The more he was challenged by professional astronomers, the more Herschel became conscious of his 'art of seeing', and how it needed explaining afresh. 'The eye is one of the most extraordinary Organs,' he repeatedly told his correspondants. Classical physiology was wrong. Visual images did not simply fall upon the optic nerve, in the same sense that they fell upon a speculum mirror. The eye constantly interpreted what it saw... The astronomer had to learn to see...Holmes suggests that Herschel's training as a musician aided his ability to observe the night sky. Like sight reading a score, Herschel could grasp patterns in the sky without needing to observe each star individually. "Or more subtly, the brain that was trained to recognise the highly complex counterpoints and harmonies of Bach and Handel could instinctively [italics mine] recognise analogous star patternings." (p. 115)

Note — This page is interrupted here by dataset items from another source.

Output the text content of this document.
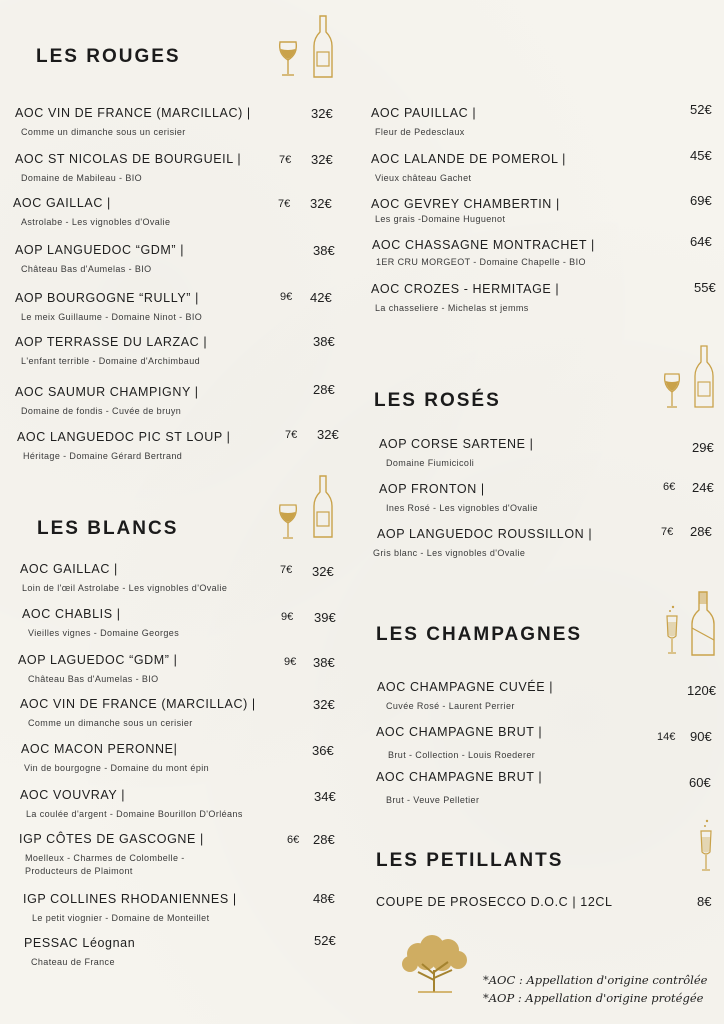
LES ROUGES
AOC VIN DE FRANCE (MARCILLAC) |
Comme un dimanche sous un cerisier
32€
AOC ST NICOLAS DE BOURGUEIL |
Domaine de Mabileau - BIO
7€ 32€
AOC GAILLAC |
Astrolabe - Les vignobles d'Ovalie
7€ 32€
AOP LANGUEDOC “GDM” |
Château Bas d'Aumelas - BIO
38€
AOP BOURGOGNE “RULLY” |
Le meix Guillaume - Domaine Ninot - BIO
9€ 42€
AOP TERRASSE DU LARZAC |
L'enfant terrible - Domaine d'Archimbaud
38€
AOC SAUMUR CHAMPIGNY |
Domaine de fondis - Cuvée de bruyn
28€
AOC LANGUEDOC PIC ST LOUP |
Héritage - Domaine Gérard Bertrand
7€ 32€
AOC PAUILLAC |
Fleur de Pedesclaux
52€
AOC LALANDE DE POMEROL |
Vieux château Gachet
45€
AOC GEVREY CHAMBERTIN |
Les grais -Domaine Huguenot
69€
AOC CHASSAGNE MONTRACHET |
1ER CRU MORGEOT - Domaine Chapelle - BIO
64€
AOC CROZES - HERMITAGE |
La chasseliere - Michelas st jemms
55€
LES ROSÉS
AOP CORSE SARTENE |
Domaine Fiumicicoli
29€
AOP FRONTON |
Ines Rosé - Les vignobles d'Ovalie
6€ 24€
AOP LANGUEDOC ROUSSILLON |
Gris blanc - Les vignobles d'Ovalie
7€ 28€
LES CHAMPAGNES
AOC CHAMPAGNE CUVÉE |
Cuvée Rosé - Laurent Perrier
120€
AOC CHAMPAGNE BRUT |
Brut - Collection - Louis Roederer
14€ 90€
AOC CHAMPAGNE BRUT |
Brut - Veuve Pelletier
60€
LES PETILLANTS
COUPE DE PROSECCO D.O.C | 12CL	8€
LES BLANCS
AOC GAILLAC |
Loin de l'œil Astrolabe - Les vignobles d'Ovalie
7€ 32€
AOC CHABLIS |
Vieilles vignes - Domaine Georges
9€ 39€
AOP LAGUEDOC “GDM” |
Château Bas d'Aumelas - BIO
9€ 38€
AOC VIN DE FRANCE (MARCILLAC) |
Comme un dimanche sous un cerisier
32€
AOC MACON PERONNE|
Vin de bourgogne - Domaine du mont épin
36€
AOC VOUVRAY |
La coulée d'argent - Domaine Bourillon D'Orléans
34€
IGP CÔTES DE GASCOGNE |
Moelleux - Charmes de Colombelle -
Producteurs de Plaimont
6€ 28€
IGP COLLINES RHODANIENNES |
Le petit viognier - Domaine de Monteillet
48€
PESSAC Léognan
Chateau de France
52€
*AOC : Appellation d'origine contrôlée
*AOP : Appellation d'origine protégée
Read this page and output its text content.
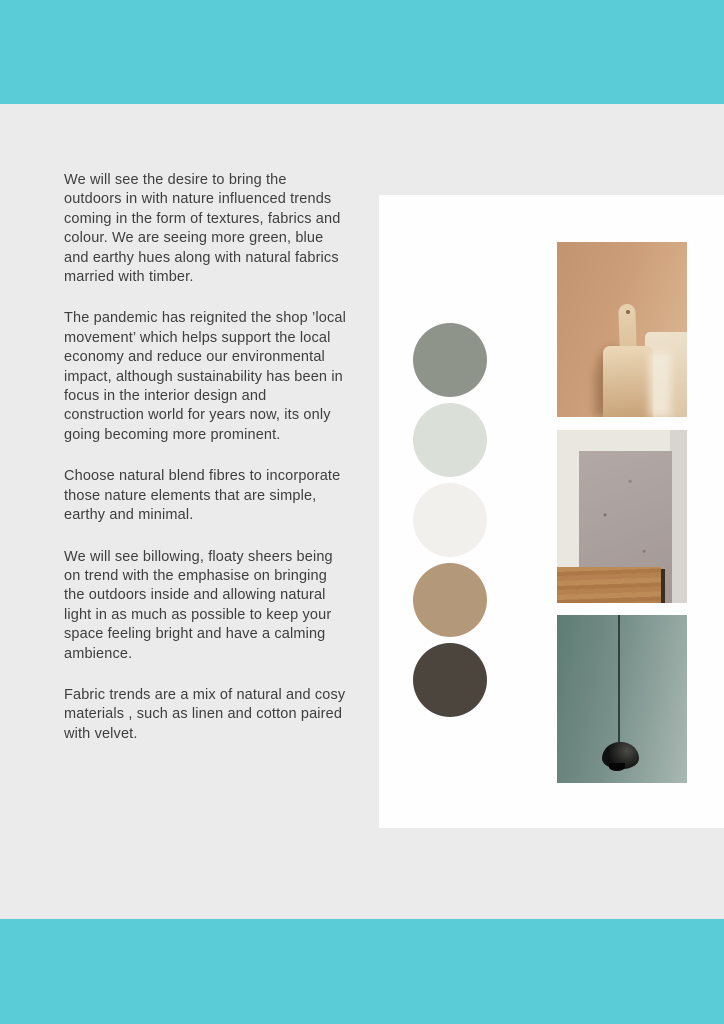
We will see the desire to bring the outdoors in with nature influenced trends coming in the form of textures, fabrics and colour. We are seeing more green, blue and earthy hues along with natural fabrics married with timber.

The pandemic has reignited the shop ’local movement’ which helps support the local economy and reduce our environmental impact, although sustainability has been in focus in the interior design and construction world for years now, its only going becoming more prominent.

Choose natural blend fibres to incorporate those nature elements that are simple, earthy and minimal.

We will see billowing, floaty sheers being on trend with the emphasise on bringing the outdoors inside and allowing natural light in as much as possible to keep your space feeling bright and have a calming ambience.

Fabric trends are a mix of natural and cosy materials , such as linen and cotton paired with velvet.
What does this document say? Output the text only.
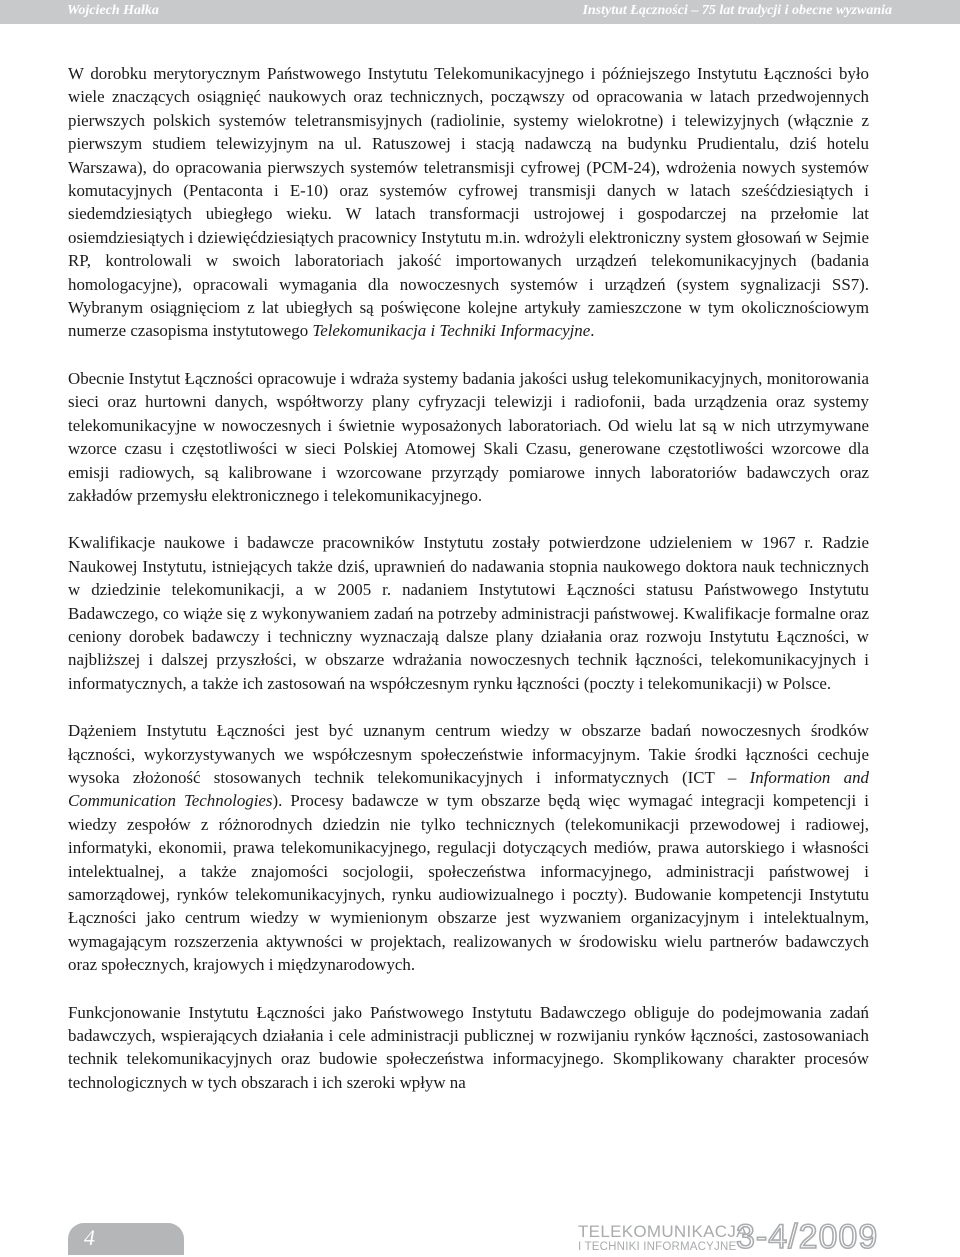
Wojciech Hałka	Instytut Łączności – 75 lat tradycji i obecne wyzwania

W dorobku merytorycznym Państwowego Instytutu Telekomunikacyjnego i późniejszego Instytutu Łączności było wiele znaczących osiągnięć naukowych oraz technicznych, począwszy od opracowania w latach przedwojennych pierwszych polskich systemów teletransmisyjnych (radiolinie, systemy wielokrotne) i telewizyjnych (włącznie z pierwszym studiem telewizyjnym na ul. Ratuszowej i stacją nadawczą na budynku Prudientalu, dziś hotelu Warszawa), do opracowania pierwszych systemów teletransmisji cyfrowej (PCM-24), wdrożenia nowych systemów komutacyjnych (Pentaconta i E-10) oraz systemów cyfrowej transmisji danych w latach sześćdziesiątych i siedemdziesiątych ubiegłego wieku. W latach transformacji ustrojowej i gospodarczej na przełomie lat osiemdziesiątych i dziewięćdziesiątych pracownicy Instytutu m.in. wdrożyli elektroniczny system głosowań w Sejmie RP, kontrolowali w swoich laboratoriach jakość importowanych urządzeń telekomunikacyjnych (badania homologacyjne), opracowali wymagania dla nowoczesnych systemów i urządzeń (system sygnalizacji SS7). Wybranym osiągnięciom z lat ubiegłych są poświęcone kolejne artykuły zamieszczone w tym okolicznościowym numerze czasopisma instytutowego Telekomunikacja i Techniki Informacyjne.

Obecnie Instytut Łączności opracowuje i wdraża systemy badania jakości usług telekomunikacyjnych, monitorowania sieci oraz hurtowni danych, współtworzy plany cyfryzacji telewizji i radiofonii, bada urządzenia oraz systemy telekomunikacyjne w nowoczesnych i świetnie wyposażonych laboratoriach. Od wielu lat są w nich utrzymywane wzorce czasu i częstotliwości w sieci Polskiej Atomowej Skali Czasu, generowane częstotliwości wzorcowe dla emisji radiowych, są kalibrowane i wzorcowane przyrządy pomiarowe innych laboratoriów badawczych oraz zakładów przemysłu elektronicznego i telekomunikacyjnego.

Kwalifikacje naukowe i badawcze pracowników Instytutu zostały potwierdzone udzieleniem w 1967 r. Radzie Naukowej Instytutu, istniejących także dziś, uprawnień do nadawania stopnia naukowego doktora nauk technicznych w dziedzinie telekomunikacji, a w 2005 r. nadaniem Instytutowi Łączności statusu Państwowego Instytutu Badawczego, co wiąże się z wykonywaniem zadań na potrzeby administracji państwowej. Kwalifikacje formalne oraz ceniony dorobek badawczy i techniczny wyznaczają dalsze plany działania oraz rozwoju Instytutu Łączności, w najbliższej i dalszej przyszłości, w obszarze wdrażania nowoczesnych technik łączności, telekomunikacyjnych i informatycznych, a także ich zastosowań na współczesnym rynku łączności (poczty i telekomunikacji) w Polsce.

Dążeniem Instytutu Łączności jest być uznanym centrum wiedzy w obszarze badań nowoczesnych środków łączności, wykorzystywanych we współczesnym społeczeństwie informacyjnym. Takie środki łączności cechuje wysoka złożoność stosowanych technik telekomunikacyjnych i informatycznych (ICT – Information and Communication Technologies). Procesy badawcze w tym obszarze będą więc wymagać integracji kompetencji i wiedzy zespołów z różnorodnych dziedzin nie tylko technicznych (telekomunikacji przewodowej i radiowej, informatyki, ekonomii, prawa telekomunikacyjnego, regulacji dotyczących mediów, prawa autorskiego i własności intelektualnej, a także znajomości socjologii, społeczeństwa informacyjnego, administracji państwowej i samorządowej, rynków telekomunikacyjnych, rynku audiowizualnego i poczty). Budowanie kompetencji Instytutu Łączności jako centrum wiedzy w wymienionym obszarze jest wyzwaniem organizacyjnym i intelektualnym, wymagającym rozszerzenia aktywności w projektach, realizowanych w środowisku wielu partnerów badawczych oraz społecznych, krajowych i międzynarodowych.

Funkcjonowanie Instytutu Łączności jako Państwowego Instytutu Badawczego obliguje do podejmowania zadań badawczych, wspierających działania i cele administracji publicznej w rozwijaniu rynków łączności, zastosowaniach technik telekomunikacyjnych oraz budowie społeczeństwa informacyjnego. Skomplikowany charakter procesów technologicznych w tych obszarach i ich szeroki wpływ na

4	TELEKOMUNIKACJA
I TECHNIKI INFORMACYJNE 3-4/2009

It occurred to me that perhaps we refer to Chazal as the "einei ha'eidah," the eyes of the people, because their power of vision is characterized by these same two aspects of "seeing" that Holmes describes. Firstly, seeing is not instinctive, but is a learned behavior, a skill, and a highly trained observer who has worked on developing his vision can perceive far more than the average person. Dismissing the words of a talmid chacham by saying, "I don't see his point," just highlights the paucity of our own vision in comparison to what the talmid chachaim does see. Secondly, our talmidei chachamim and einei ha'eidah have an instinctive grasp of reality that we may not share. To attempt to reduce what can be grasped instinctively and instantly into a series of steps that someone else can follow and duplicate is not always possible.
P.S. The book is pretty interesting (so far), whether you are looking for a history of science during the Romantic age or just a good read.